IstoÉ
Antonio Carlos Prado
17/ago/18Há quem seja a favor, há quem seja contra, e dificilmente os dois lados mudam de opinião. Temos, democraticamente, de respeitá-los: acolher os posicionamentos mantendo o diálogo. Estamos falando da interrupção voluntária da gravidez, por livre manifestação de vontade da gestante ou, na hipótese de seu impedimento, por intermédio de quem legalmente a represente (não nos referimos à gravidez advinda de estupro ou que coloque em risco a vida da mãe). Assim, foi democrática a iniciativa da ministra do STF Rosa Weber ao abrir o debate sobre a questão por meio de audiências públicas, reunindo entidades religiosas, comunidades científicas e o Ministério da Saúde.
É preciso, no entanto, atentarmos para um ponto: ainda que o STF tenha a sensibilidade social de promover tais audiências, não cabe a ele decidir sobre a descriminalização do aborto voluntário no Brasil. A condição de inviolabidade do direito à vida está no artigo 5º da Constituição. Mais: integra o Código Civil, que salvaguarda a vida intrauterina. Fica claro, assim, que o repeito aos princípios republicanos impõe que somente o Poder Legislativo pode alterar a situação jurídica em que o aborto se encontra no Brasil. É impossível um poder invadir o outro sem ferir a tripartição dos poderes. E, mesmo no campo Legislativo, a questão não se resolve por meio de Proposta de Emenda Constitucional (PEC). Por ser cláusula pétrea da Constituição, é necessária a formação de uma assembleia constituinte.

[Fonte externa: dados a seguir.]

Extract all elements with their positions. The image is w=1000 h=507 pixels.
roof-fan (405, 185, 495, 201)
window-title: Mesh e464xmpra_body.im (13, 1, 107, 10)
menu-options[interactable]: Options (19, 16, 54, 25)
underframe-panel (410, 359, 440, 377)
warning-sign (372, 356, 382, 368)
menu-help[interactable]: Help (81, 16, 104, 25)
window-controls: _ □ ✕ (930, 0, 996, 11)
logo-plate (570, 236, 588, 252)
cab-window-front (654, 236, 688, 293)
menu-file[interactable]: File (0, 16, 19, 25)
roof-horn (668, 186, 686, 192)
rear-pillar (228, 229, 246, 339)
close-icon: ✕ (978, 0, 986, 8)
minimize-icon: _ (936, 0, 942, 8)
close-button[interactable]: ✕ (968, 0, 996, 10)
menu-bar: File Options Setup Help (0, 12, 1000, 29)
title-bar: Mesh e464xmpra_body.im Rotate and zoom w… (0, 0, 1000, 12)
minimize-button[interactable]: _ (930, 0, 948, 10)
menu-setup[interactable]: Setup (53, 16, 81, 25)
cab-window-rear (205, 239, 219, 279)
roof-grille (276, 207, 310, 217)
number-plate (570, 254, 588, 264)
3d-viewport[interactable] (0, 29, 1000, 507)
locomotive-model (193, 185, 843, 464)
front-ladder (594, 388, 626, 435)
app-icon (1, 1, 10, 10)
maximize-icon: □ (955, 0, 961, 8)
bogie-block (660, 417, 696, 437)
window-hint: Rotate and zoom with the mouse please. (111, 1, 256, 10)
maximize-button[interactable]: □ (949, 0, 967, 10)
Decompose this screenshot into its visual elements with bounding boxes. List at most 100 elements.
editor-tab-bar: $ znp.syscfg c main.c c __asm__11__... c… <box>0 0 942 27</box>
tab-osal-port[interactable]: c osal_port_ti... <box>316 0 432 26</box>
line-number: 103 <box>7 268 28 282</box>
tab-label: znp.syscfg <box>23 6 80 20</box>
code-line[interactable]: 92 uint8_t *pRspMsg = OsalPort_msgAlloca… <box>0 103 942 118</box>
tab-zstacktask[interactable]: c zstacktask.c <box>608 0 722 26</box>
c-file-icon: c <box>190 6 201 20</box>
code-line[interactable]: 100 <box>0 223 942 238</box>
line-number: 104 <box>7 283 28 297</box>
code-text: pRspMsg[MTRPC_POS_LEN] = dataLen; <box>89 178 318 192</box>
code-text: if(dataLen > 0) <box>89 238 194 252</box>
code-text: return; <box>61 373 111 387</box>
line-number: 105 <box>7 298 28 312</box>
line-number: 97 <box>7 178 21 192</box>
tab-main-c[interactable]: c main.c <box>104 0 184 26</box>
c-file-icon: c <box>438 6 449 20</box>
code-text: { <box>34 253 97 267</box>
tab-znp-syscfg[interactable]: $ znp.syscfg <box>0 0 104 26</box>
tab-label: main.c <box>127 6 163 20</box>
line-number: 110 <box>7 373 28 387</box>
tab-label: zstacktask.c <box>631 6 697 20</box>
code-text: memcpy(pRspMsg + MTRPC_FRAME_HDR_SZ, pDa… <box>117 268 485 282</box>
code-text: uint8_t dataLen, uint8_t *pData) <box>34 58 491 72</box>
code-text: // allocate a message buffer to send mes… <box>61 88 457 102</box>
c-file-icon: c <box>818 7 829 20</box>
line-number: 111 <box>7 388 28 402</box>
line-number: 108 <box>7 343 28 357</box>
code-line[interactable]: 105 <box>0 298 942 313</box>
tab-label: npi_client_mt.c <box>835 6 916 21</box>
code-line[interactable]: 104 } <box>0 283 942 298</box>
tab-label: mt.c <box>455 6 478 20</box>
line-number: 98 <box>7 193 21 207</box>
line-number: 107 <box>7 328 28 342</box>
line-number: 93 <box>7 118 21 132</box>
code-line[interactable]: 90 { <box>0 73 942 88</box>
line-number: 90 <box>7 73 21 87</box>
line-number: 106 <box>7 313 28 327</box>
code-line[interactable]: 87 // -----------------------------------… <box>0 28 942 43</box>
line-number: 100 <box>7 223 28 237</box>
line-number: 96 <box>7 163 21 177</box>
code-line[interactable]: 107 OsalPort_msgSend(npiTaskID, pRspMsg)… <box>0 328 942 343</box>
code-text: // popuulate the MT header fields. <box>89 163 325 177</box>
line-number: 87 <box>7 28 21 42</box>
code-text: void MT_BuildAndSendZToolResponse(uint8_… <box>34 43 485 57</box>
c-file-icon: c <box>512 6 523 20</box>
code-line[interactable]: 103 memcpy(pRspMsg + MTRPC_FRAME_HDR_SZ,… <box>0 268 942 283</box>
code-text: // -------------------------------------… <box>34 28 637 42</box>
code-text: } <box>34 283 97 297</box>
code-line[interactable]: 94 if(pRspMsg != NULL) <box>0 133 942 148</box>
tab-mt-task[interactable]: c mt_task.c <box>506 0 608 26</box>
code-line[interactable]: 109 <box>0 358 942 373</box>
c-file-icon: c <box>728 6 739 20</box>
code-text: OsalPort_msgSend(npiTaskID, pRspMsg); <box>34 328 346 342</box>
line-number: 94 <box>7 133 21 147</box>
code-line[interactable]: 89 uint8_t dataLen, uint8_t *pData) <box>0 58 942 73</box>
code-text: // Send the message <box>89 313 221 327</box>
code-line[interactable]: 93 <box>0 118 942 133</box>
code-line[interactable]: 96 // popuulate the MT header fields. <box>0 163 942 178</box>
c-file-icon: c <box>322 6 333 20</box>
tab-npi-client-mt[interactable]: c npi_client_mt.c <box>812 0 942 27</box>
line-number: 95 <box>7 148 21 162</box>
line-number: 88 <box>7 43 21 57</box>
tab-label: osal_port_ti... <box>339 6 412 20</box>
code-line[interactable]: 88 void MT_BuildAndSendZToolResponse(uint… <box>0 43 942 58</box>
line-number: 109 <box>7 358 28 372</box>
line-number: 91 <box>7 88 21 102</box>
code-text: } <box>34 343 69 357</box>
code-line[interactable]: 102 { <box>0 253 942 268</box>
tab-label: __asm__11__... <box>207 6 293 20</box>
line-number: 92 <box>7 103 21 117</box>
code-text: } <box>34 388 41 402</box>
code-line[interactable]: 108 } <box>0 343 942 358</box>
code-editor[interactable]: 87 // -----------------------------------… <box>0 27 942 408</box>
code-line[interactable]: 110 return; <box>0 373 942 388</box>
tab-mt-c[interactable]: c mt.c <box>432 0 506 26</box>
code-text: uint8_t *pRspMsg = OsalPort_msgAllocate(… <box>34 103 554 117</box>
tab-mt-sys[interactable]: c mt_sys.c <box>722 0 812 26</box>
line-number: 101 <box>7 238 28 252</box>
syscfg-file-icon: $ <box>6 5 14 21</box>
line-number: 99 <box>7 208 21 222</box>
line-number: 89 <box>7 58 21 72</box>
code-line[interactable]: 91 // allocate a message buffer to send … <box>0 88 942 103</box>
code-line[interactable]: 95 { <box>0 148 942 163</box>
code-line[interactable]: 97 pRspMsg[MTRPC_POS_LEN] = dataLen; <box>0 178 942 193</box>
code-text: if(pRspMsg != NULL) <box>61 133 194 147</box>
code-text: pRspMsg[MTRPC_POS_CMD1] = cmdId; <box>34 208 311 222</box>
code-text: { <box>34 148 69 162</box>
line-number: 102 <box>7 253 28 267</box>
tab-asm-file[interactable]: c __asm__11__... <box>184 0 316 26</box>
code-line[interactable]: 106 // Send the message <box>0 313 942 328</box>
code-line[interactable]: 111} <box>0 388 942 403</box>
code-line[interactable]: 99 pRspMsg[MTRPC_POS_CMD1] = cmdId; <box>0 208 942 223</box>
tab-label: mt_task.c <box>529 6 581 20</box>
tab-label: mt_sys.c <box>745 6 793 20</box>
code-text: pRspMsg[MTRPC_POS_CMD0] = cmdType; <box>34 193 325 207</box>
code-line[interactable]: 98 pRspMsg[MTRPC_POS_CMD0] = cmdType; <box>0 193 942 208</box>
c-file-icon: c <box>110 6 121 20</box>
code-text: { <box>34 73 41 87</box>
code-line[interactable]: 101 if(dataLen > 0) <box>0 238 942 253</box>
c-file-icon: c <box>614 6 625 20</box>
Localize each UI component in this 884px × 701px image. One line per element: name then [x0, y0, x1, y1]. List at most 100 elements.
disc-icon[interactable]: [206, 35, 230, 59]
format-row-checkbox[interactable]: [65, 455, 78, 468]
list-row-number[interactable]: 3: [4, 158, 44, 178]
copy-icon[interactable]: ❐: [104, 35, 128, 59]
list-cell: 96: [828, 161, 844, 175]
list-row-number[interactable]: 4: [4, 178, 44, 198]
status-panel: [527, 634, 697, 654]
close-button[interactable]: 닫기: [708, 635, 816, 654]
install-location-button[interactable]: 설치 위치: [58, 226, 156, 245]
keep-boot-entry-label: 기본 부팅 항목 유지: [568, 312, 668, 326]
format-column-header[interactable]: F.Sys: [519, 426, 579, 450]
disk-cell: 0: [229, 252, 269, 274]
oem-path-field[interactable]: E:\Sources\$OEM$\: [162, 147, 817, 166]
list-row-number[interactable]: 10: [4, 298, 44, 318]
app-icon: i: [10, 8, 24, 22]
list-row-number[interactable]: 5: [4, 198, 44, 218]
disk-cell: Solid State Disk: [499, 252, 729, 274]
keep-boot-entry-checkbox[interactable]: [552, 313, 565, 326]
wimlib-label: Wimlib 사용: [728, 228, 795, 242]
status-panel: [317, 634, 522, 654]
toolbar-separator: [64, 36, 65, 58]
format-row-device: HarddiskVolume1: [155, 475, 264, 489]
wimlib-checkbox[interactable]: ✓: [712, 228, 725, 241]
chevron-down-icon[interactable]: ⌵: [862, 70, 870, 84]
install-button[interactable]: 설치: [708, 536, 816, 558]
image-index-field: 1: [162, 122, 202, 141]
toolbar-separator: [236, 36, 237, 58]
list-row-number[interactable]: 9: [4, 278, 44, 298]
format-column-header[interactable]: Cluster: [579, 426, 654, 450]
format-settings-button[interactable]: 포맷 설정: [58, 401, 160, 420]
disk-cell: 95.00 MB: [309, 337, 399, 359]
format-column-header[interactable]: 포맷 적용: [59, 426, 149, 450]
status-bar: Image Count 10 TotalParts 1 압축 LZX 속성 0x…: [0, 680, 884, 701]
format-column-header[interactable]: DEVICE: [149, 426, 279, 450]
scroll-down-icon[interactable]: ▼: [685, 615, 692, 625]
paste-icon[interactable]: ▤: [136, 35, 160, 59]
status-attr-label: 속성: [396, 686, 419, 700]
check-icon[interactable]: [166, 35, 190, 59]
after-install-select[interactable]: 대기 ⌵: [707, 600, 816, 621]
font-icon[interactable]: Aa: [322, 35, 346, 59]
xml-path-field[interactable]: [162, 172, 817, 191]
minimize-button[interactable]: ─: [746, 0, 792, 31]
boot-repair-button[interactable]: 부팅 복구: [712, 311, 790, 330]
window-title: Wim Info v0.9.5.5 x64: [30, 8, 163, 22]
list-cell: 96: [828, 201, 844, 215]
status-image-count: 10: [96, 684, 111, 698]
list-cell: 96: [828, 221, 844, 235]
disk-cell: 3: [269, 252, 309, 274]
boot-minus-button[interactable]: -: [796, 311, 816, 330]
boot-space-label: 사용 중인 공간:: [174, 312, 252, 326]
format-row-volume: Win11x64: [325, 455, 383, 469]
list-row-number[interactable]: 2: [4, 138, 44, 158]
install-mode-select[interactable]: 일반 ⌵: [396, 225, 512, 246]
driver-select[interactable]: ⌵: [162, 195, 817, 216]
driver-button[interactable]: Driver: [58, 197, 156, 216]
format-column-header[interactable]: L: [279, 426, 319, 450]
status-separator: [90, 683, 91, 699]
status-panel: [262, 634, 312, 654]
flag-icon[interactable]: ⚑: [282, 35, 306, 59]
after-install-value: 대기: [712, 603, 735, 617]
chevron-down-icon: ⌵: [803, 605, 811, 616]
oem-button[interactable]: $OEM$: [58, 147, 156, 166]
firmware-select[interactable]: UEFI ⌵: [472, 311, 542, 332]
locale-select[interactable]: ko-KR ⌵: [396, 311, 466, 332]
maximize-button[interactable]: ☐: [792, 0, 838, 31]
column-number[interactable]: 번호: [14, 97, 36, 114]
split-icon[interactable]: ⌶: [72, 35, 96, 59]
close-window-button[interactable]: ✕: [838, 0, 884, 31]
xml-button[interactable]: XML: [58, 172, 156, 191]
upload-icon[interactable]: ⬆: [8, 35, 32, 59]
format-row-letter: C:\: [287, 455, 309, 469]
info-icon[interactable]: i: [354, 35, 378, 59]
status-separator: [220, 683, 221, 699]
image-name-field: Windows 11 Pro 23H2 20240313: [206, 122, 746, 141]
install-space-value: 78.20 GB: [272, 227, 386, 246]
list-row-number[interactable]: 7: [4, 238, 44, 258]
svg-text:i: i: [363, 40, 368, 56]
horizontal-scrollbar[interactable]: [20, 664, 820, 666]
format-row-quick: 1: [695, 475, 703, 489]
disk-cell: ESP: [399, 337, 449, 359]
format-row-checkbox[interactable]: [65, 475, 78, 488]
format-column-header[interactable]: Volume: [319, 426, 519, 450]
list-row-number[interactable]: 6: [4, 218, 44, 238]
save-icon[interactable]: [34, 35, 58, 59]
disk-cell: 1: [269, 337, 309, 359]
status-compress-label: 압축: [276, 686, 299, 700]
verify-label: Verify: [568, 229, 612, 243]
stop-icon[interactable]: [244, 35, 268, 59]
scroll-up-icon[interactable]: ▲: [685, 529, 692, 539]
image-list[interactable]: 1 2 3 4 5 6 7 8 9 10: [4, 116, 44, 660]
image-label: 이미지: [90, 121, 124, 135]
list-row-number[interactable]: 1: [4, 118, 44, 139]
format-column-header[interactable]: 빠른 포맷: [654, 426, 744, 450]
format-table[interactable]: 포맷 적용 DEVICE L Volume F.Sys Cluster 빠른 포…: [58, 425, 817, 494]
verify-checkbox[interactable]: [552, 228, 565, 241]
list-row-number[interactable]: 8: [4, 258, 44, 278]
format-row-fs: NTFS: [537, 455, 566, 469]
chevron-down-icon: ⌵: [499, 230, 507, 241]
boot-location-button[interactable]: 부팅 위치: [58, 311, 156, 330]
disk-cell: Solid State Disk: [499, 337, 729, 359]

Eu não estou endossando nesse artigo posicionamento favorável ou contrário ao aborto voluntário. Proponho, isso sim, que o assunto seja melhor debatido para que se alcance o estágio ideal de cuidados clínicos com a mulher e de cuidados éticos no sentido de ela ter maior conhecimento do próprio corpo e autonomia em suas escolhas. Claro que abortos ocorrem diuturnamente sem a menor assepsia. Mas, ainda que caiam todas as restrições legais, restam algumas reflexões. Onde essa mulher, pobre, que hoje se infecta, iria abortar? No SUS? Francamente, o bebê nasceria, cresceria e se tornaria gente grande até a fila do SUS andar. Há quem assegure que ela seria atendida imediatamente para evitar que se contaminasse em procedimentos clandestinos e implicasse mais despesas à saúde pública. Pode até ser verdade, mas, sempre que se fala em SUS, é bom ter cautela. Sem um sistema público de saúde ágil e eficaz, a mulher seguiria abortando em lugares imundos. Cabe então ao Estado, à comunidade científica, às entidades representativas dos legítimos direitos da mulher (a todos nós, enfim) encontrar respostas para tais questões. Detalhe: sem ar de nonchalance, sem resvalar no moralismo, mas também sem resvalar em abstratos ideais.